Three days later a note arrived at the house by courier, addressed to M. Baudelaire, of course, in the long, stretched out, flourishing characters he recognized from the old days in Paris. The messenger had been told to wait for an answer, and he was doing so in the kitchen where the cook poured him a cup of coffee.

The message asked for an interview, the purpose being 'to bring the French public up to date on the current thinking and poetic practice of its greatest living poet.' M. Baudelaire, not wanting to give himself away by writing a reply in his own hand, surely recognizable even by the very obtuse H. Bunot, dictated an answer to Jules who wrote it down word for word.

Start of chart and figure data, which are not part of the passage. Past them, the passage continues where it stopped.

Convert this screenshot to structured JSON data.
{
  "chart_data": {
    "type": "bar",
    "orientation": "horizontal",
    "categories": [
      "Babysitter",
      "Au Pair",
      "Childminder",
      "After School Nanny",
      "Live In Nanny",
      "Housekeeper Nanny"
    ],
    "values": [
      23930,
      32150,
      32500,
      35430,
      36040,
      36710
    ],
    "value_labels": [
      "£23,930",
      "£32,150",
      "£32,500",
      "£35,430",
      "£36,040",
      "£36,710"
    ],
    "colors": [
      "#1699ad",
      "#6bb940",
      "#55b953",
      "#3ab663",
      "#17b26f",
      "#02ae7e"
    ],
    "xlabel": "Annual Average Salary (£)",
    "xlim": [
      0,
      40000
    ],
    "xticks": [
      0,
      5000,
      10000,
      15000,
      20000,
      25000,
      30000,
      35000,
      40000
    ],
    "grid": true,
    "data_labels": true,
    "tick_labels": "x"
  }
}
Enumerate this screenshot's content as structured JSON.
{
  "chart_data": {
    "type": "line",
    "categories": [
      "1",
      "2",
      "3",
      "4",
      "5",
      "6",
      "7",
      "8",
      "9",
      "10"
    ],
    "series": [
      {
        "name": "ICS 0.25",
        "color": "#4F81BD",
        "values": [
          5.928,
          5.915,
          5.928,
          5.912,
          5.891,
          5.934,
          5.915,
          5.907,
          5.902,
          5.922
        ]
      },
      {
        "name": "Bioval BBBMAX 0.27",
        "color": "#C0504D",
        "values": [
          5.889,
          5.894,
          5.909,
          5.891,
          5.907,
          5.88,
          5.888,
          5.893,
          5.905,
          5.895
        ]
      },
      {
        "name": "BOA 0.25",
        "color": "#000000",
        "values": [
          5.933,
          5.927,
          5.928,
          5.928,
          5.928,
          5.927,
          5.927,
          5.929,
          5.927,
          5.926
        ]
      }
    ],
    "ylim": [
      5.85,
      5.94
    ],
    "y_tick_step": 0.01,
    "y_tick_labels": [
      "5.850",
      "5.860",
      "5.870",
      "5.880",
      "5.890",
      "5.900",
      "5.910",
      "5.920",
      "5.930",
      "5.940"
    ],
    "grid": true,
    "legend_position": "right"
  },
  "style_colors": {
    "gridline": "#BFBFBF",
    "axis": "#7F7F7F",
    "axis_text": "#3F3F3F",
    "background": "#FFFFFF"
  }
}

He then placed it in an envelope and handed it to the messenger to take back to his employer.

H. Bunot was so anxious to receive the answer he was waiting in the hotel lobby when the messenger returned.  He tore open the envelope, pulled out the single page of script it contained and read the following,

Dear sir,

Unfortunately the person to whom your message is addressed has been deceased for some time now. He, along with his paramour, a Jeanne Duvall, drowned when the boat they were travelling on in the interior was holed and sank with great loss of life. Neither the body of Jeanne Duval or that of M. Baudelaire was recovered but this is to be expected since it was the rainy season and the river, a seething torrent, carried all the bodies quickly out to sea. The house you sent your message to is owned by a M. Jules Jamalais, a merchant who never met M. Baudelaire and, other than the above and that the man's name was on the property deed before his, knows nothing at all about him.

Yours,

Jules Jamalais

Further messages came back unopened. A private detective's report claimed there were no Europeans living in the house. H. Bunot's own spying expeditions revealed that the house seemed to be inhabited by servants only. Inquiries at the police station revealed nothing. There was no M. Baudelaire on their registry nor was there a Jeanne Duval. An advertisement in the newspaper produced not a single response. One and a half weeks after he had arrived, H Burnot sailed back to France aboard The Purposeful Hazard, the same old tub Jeanne and M. Baudelaire had sailed out of France on some five years before.